In Canada, the world-famous SickKids Hospital had to go into code grey for two weeks starting on December 18, 2022 because of a ransomware attack. Luckily, not all procedures were cancelled, and no health records were compromised, but the impact to the children and their families was huge – especially over the holiday,
Not long before that, on September 22, 2022, Optus, which is an Australian telecom company experienced a data breach that gave cyber criminals access to the medical and personal data of 11 million people. These hackers got names, birth dates, phone numbers, home and email addresses, driver’s licence and passport numbers, along with the Medicare ID.
It’s not all that surprising. After all, next to getting credentials from high net worth individuals, who have the resources to squash fraudulent activity pretty quickly, the most valuable IDs when creating new identities come from dead people and youngsters. Where better to get this information, but hospitals and, to a certain extent, schools?
How can we be so sure?
As cybersecurity experts, it’s critical that we stay on top of such trends, but we get a little help. Sometimes a lot of help. Cisco, one of our main partners, owns Cisco Talos Intelligence. Talos has the largest threat detection capabilities in the world, with the probable exception of the US military.
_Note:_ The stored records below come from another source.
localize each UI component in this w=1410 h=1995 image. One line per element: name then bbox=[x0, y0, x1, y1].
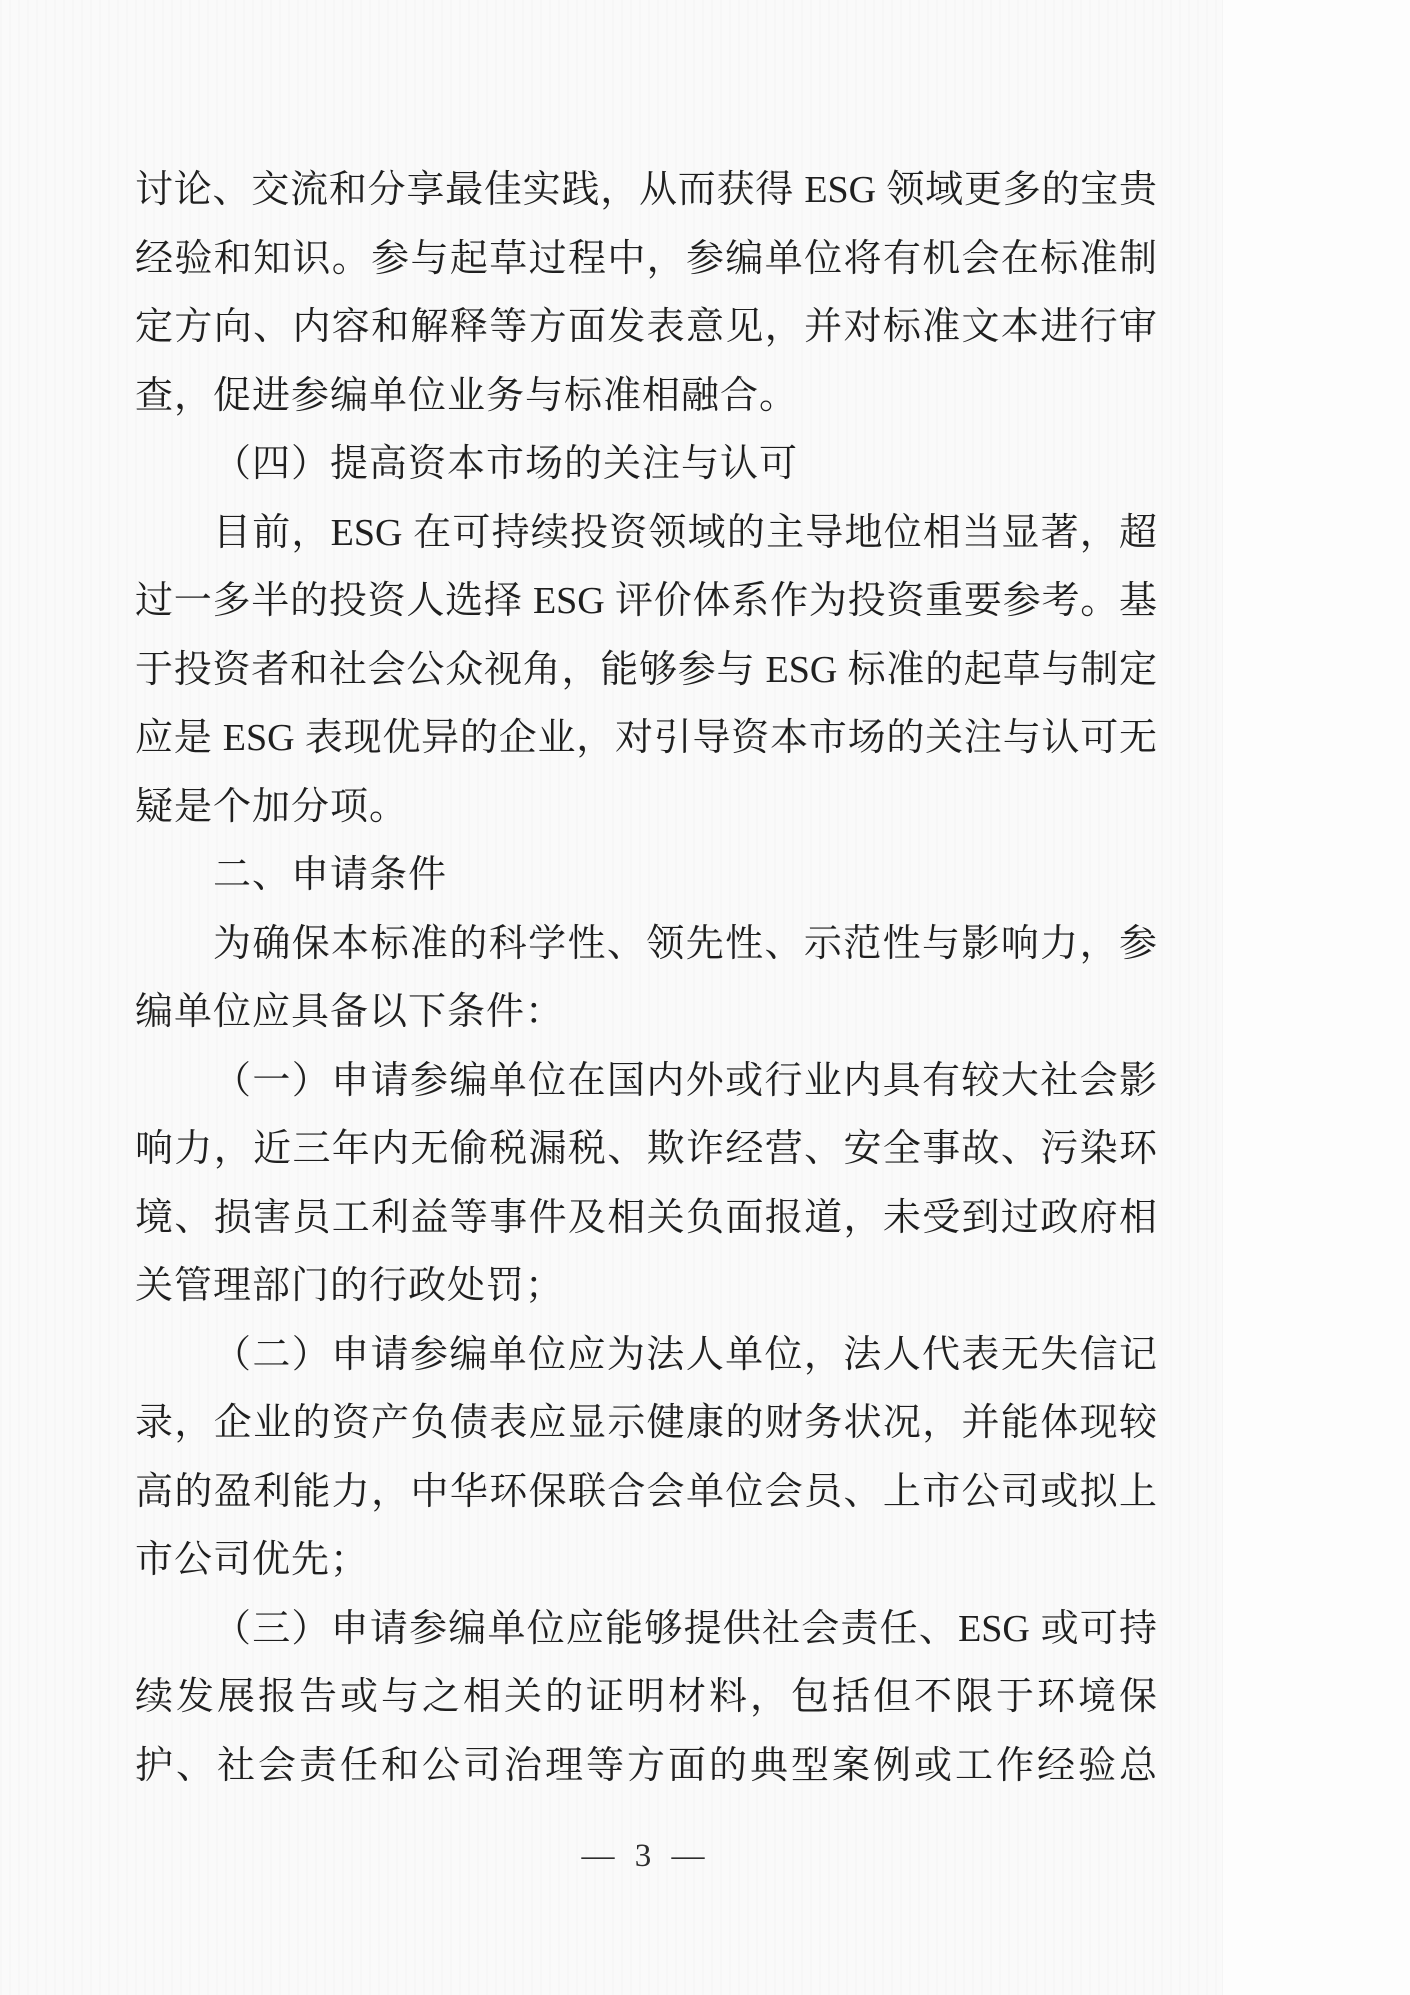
text-line: 二、申请条件 bbox=[135, 841, 1157, 910]
text-line: 续发展报告或与之相关的证明材料，包括但不限于环境保 bbox=[135, 1663, 1157, 1732]
text-line: 市公司优先； bbox=[135, 1526, 1157, 1595]
text-line: 于投资者和社会公众视角，能够参与 ESG 标准的起草与制定 bbox=[135, 636, 1157, 705]
text-line: 疑是个加分项。 bbox=[135, 773, 1157, 842]
text-line: 过一多半的投资人选择 ESG 评价体系作为投资重要参考。基 bbox=[135, 567, 1157, 636]
document-body: 讨论、交流和分享最佳实践，从而获得 ESG 领域更多的宝贵经验和知识。参与起草过… bbox=[135, 156, 1157, 1800]
text-line: 关管理部门的行政处罚； bbox=[135, 1252, 1157, 1321]
text-line: 编单位应具备以下条件： bbox=[135, 978, 1157, 1047]
text-line: 为确保本标准的科学性、领先性、示范性与影响力，参 bbox=[135, 910, 1157, 979]
text-line: 定方向、内容和解释等方面发表意见，并对标准文本进行审 bbox=[135, 293, 1157, 362]
text-line: （四）提高资本市场的关注与认可 bbox=[135, 430, 1157, 499]
text-line: 响力，近三年内无偷税漏税、欺诈经营、安全事故、污染环 bbox=[135, 1115, 1157, 1184]
page-number: — 3 — bbox=[135, 1838, 1157, 1875]
text-line: 查，促进参编单位业务与标准相融合。 bbox=[135, 362, 1157, 431]
text-line: 讨论、交流和分享最佳实践，从而获得 ESG 领域更多的宝贵 bbox=[135, 156, 1157, 225]
text-line: 应是 ESG 表现优异的企业，对引导资本市场的关注与认可无 bbox=[135, 704, 1157, 773]
text-line: 高的盈利能力，中华环保联合会单位会员、上市公司或拟上 bbox=[135, 1458, 1157, 1527]
text-line: 护、社会责任和公司治理等方面的典型案例或工作经验总 bbox=[135, 1732, 1157, 1801]
text-line: （一）申请参编单位在国内外或行业内具有较大社会影 bbox=[135, 1047, 1157, 1116]
text-line: （二）申请参编单位应为法人单位，法人代表无失信记 bbox=[135, 1321, 1157, 1390]
text-line: 目前，ESG 在可持续投资领域的主导地位相当显著，超 bbox=[135, 499, 1157, 568]
text-line: 境、损害员工利益等事件及相关负面报道，未受到过政府相 bbox=[135, 1184, 1157, 1253]
text-line: 经验和知识。参与起草过程中，参编单位将有机会在标准制 bbox=[135, 225, 1157, 294]
document-page: 讨论、交流和分享最佳实践，从而获得 ESG 领域更多的宝贵经验和知识。参与起草过… bbox=[0, 0, 1410, 1995]
scan-edge-band bbox=[1222, 0, 1410, 1995]
text-line: 录，企业的资产负债表应显示健康的财务状况，并能体现较 bbox=[135, 1389, 1157, 1458]
text-line: （三）申请参编单位应能够提供社会责任、ESG 或可持 bbox=[135, 1595, 1157, 1664]
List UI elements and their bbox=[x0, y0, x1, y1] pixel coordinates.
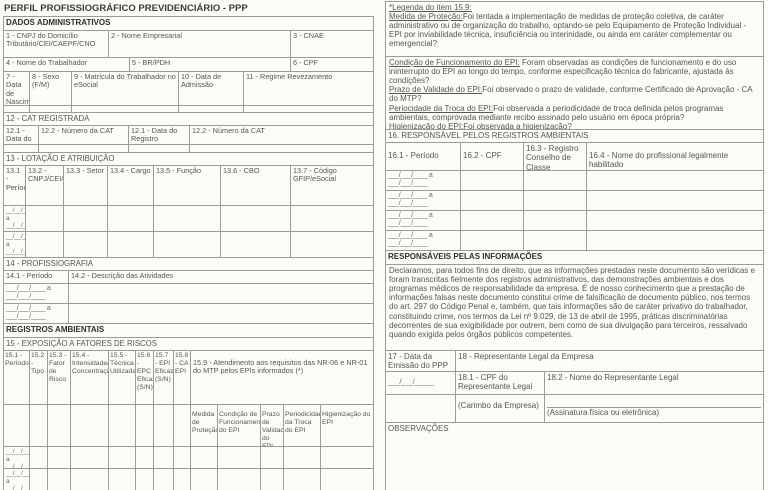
responsavel-data-row: ___/___/____ a ___/___/____ bbox=[386, 191, 763, 211]
legend-higienizacao-label: Higienização do EPI: bbox=[389, 122, 463, 129]
riscos-prazo-validade-label: Prazo de Validade do EPI bbox=[261, 405, 284, 446]
section-lotacao: 13 - LOTAÇÃO E ATRIBUIÇÃO bbox=[4, 153, 373, 166]
lotacao-funcao-input[interactable] bbox=[154, 206, 221, 231]
legend-block-1: *Legenda do item 15.9: Medida de Proteçã… bbox=[386, 2, 763, 57]
riscos-data-row: __/__/__ a __/__/__ bbox=[4, 469, 373, 490]
riscos-tipo-input[interactable] bbox=[30, 447, 48, 468]
riscos-fator-label: 15.3 - Fator de Risco bbox=[48, 351, 71, 404]
lotacao-cbo-input[interactable] bbox=[221, 232, 291, 257]
field-label-br-pdh: 5 - BR/PDH bbox=[130, 58, 291, 71]
riscos-prazo-validade-input[interactable] bbox=[261, 469, 284, 490]
riscos-ca-epi-input[interactable] bbox=[174, 447, 191, 468]
riscos-data-row: __/__/__ a __/__/__ bbox=[4, 447, 373, 469]
legend-block-2: Condição de Funcionamento do EPI: Foram … bbox=[386, 57, 763, 130]
profissiografia-data-row: ___/___/____ a ___/___/____ bbox=[4, 304, 373, 324]
profissiografia-periodo-input[interactable]: ___/___/____ a ___/___/____ bbox=[4, 284, 69, 303]
riscos-fator-input[interactable] bbox=[48, 447, 71, 468]
riscos-higienizacao-input[interactable] bbox=[321, 469, 373, 490]
riscos-condicao-funcionamento-input[interactable] bbox=[218, 447, 261, 468]
responsavel-periodo-input[interactable]: ___/___/____ a ___/___/____ bbox=[386, 191, 461, 210]
section-cat: 12 - CAT REGISTRADA bbox=[4, 113, 373, 126]
data-nascimento-input[interactable] bbox=[4, 106, 30, 112]
admin-row-3: 7 - Data de Nascimento 8 - Sexo (F/M) 9 … bbox=[4, 72, 373, 106]
riscos-prazo-validade-input[interactable] bbox=[261, 447, 284, 468]
profissiografia-descricao-label: 14.2 - Descrição das Atividades bbox=[69, 271, 373, 283]
profissiografia-periodo-label: 14.1 - Período bbox=[4, 271, 69, 283]
responsavel-header-row: 16.1 - Período 16.2 - CPF 16.3 - Registr… bbox=[386, 143, 763, 171]
lotacao-gfip-input[interactable] bbox=[291, 206, 373, 231]
responsavel-periodo-label: 16.1 - Período bbox=[386, 143, 461, 170]
responsavel-nome-input[interactable] bbox=[587, 231, 763, 250]
profissiografia-descricao-input[interactable] bbox=[69, 284, 373, 303]
cat-numero-2-label: 12.2 - Número da CAT bbox=[190, 126, 373, 144]
riscos-periodicidade-troca-input[interactable] bbox=[284, 447, 321, 468]
representante-nome-label: 18.2 - Nome do Representante Legal bbox=[545, 372, 763, 394]
field-label-matricula-esocial: 9 - Matrícula do Trabalhador no eSocial bbox=[72, 72, 179, 105]
profissiografia-descricao-input[interactable] bbox=[69, 304, 373, 323]
riscos-spacer bbox=[71, 405, 109, 446]
sexo-input[interactable] bbox=[30, 106, 72, 112]
section-responsaveis-informacoes-title: RESPONSÁVEIS PELAS INFORMAÇÕES bbox=[386, 251, 763, 264]
field-label-nome-empresarial: 2 - Nome Empresarial bbox=[109, 31, 291, 57]
responsavel-registro-conselho-input[interactable] bbox=[524, 171, 587, 190]
riscos-spacer bbox=[109, 405, 136, 446]
data-admissao-input[interactable] bbox=[179, 106, 244, 112]
lotacao-periodo-input[interactable]: __/__/__ a __/__/__ bbox=[4, 232, 26, 257]
riscos-spacer bbox=[136, 405, 154, 446]
cat-input-row bbox=[4, 145, 373, 153]
lotacao-cargo-input[interactable] bbox=[108, 206, 154, 231]
lotacao-data-row: __/__/__ a __/__/__ bbox=[4, 206, 373, 232]
profissiografia-header-row: 14.1 - Período 14.2 - Descrição das Ativ… bbox=[4, 271, 373, 284]
riscos-ca-epi-label: 15.8 - CA EPI bbox=[174, 351, 191, 404]
section-responsavel-registros-title: 16. RESPONSÁVEL PELOS REGISTROS AMBIENTA… bbox=[386, 130, 763, 142]
riscos-spacer bbox=[174, 405, 191, 446]
responsavel-cpf-input[interactable] bbox=[461, 211, 524, 230]
declaration-text: Declaramos, para todos fins de direito, … bbox=[386, 265, 763, 350]
riscos-condicao-funcionamento-input[interactable] bbox=[218, 469, 261, 490]
ppp-form: PERFIL PROFISSIOGRÁFICO PREVIDENCIÁRIO -… bbox=[0, 0, 768, 490]
lotacao-gfip-label: 13.7 - Código GFIP/eSocial bbox=[291, 166, 373, 205]
responsavel-cpf-input[interactable] bbox=[461, 191, 524, 210]
admin-row-1: 1 - CNPJ do Domicílio Tributário/CEI/CAE… bbox=[4, 31, 373, 58]
field-label-cnpj-domicilio: 1 - CNPJ do Domicílio Tributário/CEI/CAE… bbox=[4, 31, 109, 57]
riscos-medida-protecao-input[interactable] bbox=[191, 469, 218, 490]
responsavel-data-row: ___/___/____ a ___/___/____ bbox=[386, 211, 763, 231]
legend-prazo-validade-label: Prazo de Validade do EPI: bbox=[389, 85, 482, 94]
riscos-epi-input[interactable] bbox=[154, 447, 174, 468]
right-panel: *Legenda do item 15.9: Medida de Proteçã… bbox=[385, 1, 764, 490]
riscos-tipo-input[interactable] bbox=[30, 469, 48, 490]
assinatura-row: (Carimbo da Empresa) (Assinatura física … bbox=[386, 395, 763, 423]
riscos-periodicidade-troca-input[interactable] bbox=[284, 469, 321, 490]
field-label-cnae: 3 - CNAE bbox=[291, 31, 373, 57]
responsavel-periodo-input[interactable]: ___/___/____ a ___/___/____ bbox=[386, 231, 461, 250]
matricula-esocial-input[interactable] bbox=[72, 106, 179, 112]
representante-row: ___/___/_____ 18.1 - CPF do Representant… bbox=[386, 372, 763, 395]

Every day Talos receives 100 TB of data, and uses its systems and over 300 full-time threat intelligence researchers, not to mention hundreds of threat intelligence partners, to assess nearly 2 million malware samples, over 600 billion email messages and more than 16 billion Web requests each and every day.
Not only does this rigorous approach ensure that Cisco’s security solutions are highly robust, and that malware and other threat vectors being created and launched in one part of the world can be nipped in the bud before they reach you, but it enables trends to be identified. This includes the industries being targeted.
Cisco is an exceptionally good source of information, but it’s not the only one we rely on. We speak with our other partners, SOC II and DRaaS systems experts, people whose systems have been breached, law enforcement officers, insurance brokers and other industry experts… we even talk to cyber criminals. Even so, I suspect these numbers are just the tip of the iceberg. As we said in the outset, scary stats. Scary stuff.